I think that the best way to see these magnificent animals is to get up early in the morning and set up a blind on a river bank, lake side, by a pond or just in a corn or bean field while warming up with a nice warm cup of hot chocolate and wait or call them in with a duck call. My favorite thing to do is hunt them but I often get side tracked watching because of their gracefulness while falling from the sky or just watching the way they act around each other.

I try to hunt in an area with an abundant food supply like a flooded forest full of oak trees, seeing how acorns are some of their favorite foods.

But don’t forget to just take some time to watch them.


Doves

By: Skyler R.
Mourning Dove
Doves are a very popular bird; they are found in 48 different states. Doves are found in every county in Missouri.

Doves in Missouri migrate in two different directions. Doves in Eastern Missouri go southwest. Doves in the western part of Missouri go to states like Texas, Mexico, and Central America.

The diet of doves consists of a variety of seeds, acorns, peas, beans, and insects. Out of all the plants doves prefer millet and sunflower.

You can hunt doves from September 1 through November 9. The shooting hours are 30 minutes before sunrise to sunset. The limit for a day is 12 doves.

I have only been dove hunting once but it was a blast but you have to be careful because they can be anywhere!
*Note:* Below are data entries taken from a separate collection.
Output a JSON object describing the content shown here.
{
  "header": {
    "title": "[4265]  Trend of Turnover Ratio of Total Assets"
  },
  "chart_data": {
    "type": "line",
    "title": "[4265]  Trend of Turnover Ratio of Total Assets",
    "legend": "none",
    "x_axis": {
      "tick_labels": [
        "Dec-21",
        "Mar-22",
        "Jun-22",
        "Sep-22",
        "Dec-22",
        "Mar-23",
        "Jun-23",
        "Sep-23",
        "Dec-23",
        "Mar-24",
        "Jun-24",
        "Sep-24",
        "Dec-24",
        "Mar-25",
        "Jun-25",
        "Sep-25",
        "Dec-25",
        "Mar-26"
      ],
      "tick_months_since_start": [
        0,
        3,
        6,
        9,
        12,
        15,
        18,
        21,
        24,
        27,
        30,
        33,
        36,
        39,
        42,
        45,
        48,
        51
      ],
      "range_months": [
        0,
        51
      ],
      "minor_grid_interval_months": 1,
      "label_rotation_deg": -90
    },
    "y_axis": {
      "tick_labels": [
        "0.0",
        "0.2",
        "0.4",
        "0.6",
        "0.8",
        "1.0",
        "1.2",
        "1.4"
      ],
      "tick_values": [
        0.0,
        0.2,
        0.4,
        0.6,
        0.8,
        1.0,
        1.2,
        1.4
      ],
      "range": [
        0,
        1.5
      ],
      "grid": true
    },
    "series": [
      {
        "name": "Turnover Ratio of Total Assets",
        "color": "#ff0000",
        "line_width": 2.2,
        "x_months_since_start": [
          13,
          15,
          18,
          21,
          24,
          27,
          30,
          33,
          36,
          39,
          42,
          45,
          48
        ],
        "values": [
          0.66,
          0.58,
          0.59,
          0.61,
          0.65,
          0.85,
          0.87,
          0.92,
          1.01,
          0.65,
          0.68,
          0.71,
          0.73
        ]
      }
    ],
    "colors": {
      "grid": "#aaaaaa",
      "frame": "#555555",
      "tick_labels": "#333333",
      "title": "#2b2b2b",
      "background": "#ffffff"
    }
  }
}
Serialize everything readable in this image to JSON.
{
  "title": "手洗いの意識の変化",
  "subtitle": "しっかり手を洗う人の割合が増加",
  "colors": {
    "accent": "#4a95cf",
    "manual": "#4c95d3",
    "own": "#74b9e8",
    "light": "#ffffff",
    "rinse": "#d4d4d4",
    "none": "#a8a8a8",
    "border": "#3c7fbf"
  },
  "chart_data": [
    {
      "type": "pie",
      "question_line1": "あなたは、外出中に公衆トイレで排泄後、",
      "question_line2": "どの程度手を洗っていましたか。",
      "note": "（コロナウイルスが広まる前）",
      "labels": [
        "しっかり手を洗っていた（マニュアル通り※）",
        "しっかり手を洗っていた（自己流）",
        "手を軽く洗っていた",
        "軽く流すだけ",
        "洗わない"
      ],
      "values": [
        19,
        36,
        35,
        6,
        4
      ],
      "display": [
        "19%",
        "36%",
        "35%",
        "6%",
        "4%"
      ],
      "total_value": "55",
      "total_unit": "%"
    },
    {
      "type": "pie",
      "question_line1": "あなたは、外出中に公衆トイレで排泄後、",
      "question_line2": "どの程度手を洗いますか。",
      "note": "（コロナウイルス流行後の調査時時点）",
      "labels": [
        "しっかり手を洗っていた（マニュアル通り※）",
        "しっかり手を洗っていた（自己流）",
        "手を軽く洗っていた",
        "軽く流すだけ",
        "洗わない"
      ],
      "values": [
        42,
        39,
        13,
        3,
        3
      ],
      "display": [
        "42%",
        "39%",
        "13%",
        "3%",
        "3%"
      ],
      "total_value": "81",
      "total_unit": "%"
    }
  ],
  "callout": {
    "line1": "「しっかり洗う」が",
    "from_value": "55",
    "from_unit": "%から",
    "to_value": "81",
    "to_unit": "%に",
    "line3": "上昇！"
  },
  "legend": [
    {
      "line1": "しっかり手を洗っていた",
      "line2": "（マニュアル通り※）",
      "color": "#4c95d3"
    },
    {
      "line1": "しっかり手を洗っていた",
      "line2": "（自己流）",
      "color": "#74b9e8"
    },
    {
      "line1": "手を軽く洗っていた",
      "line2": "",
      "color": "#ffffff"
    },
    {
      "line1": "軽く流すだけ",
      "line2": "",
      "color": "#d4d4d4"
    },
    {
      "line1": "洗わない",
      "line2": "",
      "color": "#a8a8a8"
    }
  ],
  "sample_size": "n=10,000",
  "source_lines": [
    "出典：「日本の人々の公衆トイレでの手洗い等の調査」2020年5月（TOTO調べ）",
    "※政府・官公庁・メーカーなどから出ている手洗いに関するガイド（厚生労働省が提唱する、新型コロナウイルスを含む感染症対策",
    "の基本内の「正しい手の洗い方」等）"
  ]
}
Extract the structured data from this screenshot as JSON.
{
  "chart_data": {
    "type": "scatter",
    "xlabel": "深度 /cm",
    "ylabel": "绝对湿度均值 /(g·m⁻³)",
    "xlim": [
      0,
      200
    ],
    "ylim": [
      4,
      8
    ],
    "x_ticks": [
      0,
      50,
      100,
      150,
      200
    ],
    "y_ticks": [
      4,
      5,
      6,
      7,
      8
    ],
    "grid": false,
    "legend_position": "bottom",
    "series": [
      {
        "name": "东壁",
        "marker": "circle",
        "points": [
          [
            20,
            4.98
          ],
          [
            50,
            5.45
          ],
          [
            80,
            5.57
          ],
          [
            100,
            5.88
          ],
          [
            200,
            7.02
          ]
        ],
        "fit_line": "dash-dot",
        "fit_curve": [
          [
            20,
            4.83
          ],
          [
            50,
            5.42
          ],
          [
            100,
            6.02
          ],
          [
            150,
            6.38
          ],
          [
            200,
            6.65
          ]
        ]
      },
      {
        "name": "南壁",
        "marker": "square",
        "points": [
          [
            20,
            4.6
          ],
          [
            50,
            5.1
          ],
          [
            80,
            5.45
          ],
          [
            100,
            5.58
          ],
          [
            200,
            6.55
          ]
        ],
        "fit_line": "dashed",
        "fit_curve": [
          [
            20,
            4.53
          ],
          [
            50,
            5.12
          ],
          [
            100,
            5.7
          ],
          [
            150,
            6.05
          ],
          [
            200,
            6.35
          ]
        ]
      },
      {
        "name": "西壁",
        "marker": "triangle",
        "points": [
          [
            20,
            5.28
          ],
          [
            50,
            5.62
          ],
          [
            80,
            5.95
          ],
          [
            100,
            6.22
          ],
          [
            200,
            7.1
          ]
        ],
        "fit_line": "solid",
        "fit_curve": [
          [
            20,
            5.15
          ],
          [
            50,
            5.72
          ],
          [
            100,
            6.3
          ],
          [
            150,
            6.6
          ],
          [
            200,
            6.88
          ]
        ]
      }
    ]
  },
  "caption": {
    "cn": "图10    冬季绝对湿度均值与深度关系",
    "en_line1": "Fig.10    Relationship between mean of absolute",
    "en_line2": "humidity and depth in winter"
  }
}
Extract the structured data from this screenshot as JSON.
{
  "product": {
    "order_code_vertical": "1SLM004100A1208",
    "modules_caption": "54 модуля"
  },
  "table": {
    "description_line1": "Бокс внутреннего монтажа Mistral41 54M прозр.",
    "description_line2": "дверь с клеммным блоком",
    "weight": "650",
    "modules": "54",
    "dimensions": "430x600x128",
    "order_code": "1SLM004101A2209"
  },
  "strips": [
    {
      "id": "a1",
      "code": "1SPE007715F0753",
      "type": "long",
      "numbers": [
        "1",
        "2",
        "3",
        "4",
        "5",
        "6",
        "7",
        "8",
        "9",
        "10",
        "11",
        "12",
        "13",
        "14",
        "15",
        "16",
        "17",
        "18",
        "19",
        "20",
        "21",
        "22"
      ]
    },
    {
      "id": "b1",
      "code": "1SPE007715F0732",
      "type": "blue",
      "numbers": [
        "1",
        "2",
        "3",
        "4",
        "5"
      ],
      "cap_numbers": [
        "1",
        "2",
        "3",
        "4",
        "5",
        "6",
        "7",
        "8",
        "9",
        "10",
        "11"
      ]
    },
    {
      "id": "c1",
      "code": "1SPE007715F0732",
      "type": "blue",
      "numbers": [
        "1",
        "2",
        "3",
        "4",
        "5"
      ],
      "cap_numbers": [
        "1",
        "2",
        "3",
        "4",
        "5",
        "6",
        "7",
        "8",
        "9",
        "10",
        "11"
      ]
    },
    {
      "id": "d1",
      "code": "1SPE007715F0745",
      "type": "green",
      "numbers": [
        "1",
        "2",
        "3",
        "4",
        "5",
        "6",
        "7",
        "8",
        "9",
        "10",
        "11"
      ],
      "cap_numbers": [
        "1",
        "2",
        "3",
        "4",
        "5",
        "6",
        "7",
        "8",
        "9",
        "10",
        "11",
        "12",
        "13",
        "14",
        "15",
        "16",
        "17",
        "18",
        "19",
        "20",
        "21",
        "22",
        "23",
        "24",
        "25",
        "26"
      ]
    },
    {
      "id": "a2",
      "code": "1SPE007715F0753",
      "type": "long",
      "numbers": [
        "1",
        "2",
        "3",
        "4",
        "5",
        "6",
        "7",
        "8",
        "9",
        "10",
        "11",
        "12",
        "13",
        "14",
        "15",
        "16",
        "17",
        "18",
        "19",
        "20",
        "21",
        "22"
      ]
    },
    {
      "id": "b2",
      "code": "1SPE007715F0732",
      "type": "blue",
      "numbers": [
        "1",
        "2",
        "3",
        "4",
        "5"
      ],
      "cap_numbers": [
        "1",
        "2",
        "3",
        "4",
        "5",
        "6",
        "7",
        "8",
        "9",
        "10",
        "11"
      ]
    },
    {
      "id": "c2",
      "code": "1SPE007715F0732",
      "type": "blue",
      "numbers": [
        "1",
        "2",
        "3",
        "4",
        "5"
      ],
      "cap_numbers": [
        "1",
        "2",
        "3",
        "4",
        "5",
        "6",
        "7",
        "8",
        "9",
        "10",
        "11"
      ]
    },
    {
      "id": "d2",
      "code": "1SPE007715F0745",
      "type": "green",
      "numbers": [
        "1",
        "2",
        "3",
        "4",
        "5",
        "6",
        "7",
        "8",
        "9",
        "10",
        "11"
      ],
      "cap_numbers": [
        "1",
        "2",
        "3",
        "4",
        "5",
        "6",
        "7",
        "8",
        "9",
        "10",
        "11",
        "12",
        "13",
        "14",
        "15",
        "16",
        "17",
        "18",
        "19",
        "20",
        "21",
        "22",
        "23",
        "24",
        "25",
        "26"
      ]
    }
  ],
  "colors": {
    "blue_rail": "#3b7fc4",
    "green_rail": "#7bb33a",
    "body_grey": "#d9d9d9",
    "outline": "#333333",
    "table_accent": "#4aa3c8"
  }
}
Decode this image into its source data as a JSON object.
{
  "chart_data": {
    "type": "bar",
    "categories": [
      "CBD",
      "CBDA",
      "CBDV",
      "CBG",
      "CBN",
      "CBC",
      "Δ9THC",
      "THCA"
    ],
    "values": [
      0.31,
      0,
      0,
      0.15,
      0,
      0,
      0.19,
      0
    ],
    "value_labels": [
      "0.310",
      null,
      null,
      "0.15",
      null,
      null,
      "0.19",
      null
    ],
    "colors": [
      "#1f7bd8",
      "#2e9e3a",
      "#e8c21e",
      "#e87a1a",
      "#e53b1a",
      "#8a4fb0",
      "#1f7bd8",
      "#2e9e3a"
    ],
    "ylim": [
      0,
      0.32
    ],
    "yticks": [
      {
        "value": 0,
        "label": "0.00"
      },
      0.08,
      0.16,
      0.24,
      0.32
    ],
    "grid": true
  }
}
We spooked quite a lot of them because we didn’t know they were sitting on top of the hill. We saw most of the doves in bean fields and sitting on power lines. When you go dove hunting you want to wear camouflage because if you don’t the doves will most likely see you. Then you probably won’t get a good shot at them.

This is some very interesting facts about doves. If you hunt doves be careful and be safe o yeah I almost forgot have fun!!


Chickadee- Fun to See, More Fun to Say

By: Mikeal T.

The chickadee is a very interesting little bird. This blog is going to be about the Black-capped chickadee. The bird has a solid black cap or top of head, with white cheeks, an off gray back, white stomach, dark gray wings, and a long tail. The males and females look alike except males are a little longer and bigger.

Black-capped Chickadee

An interesting fact about the chickadee is that in the cold it lowers its temperature 10 to 15 degrees Fahrenheit to save energy. Also in general the bird does not migrate.

The chickadee is a very curious little bird too. They will not stick around to eat though, they take their food elsewhere. They also fly in flocks with a bouncy up and down flight. The bird can be found anywhere that there is a tree or shrub, and nest in mostly birch or alder trees. The chickadee has to be one of my favorite little birds because they are simply awesome.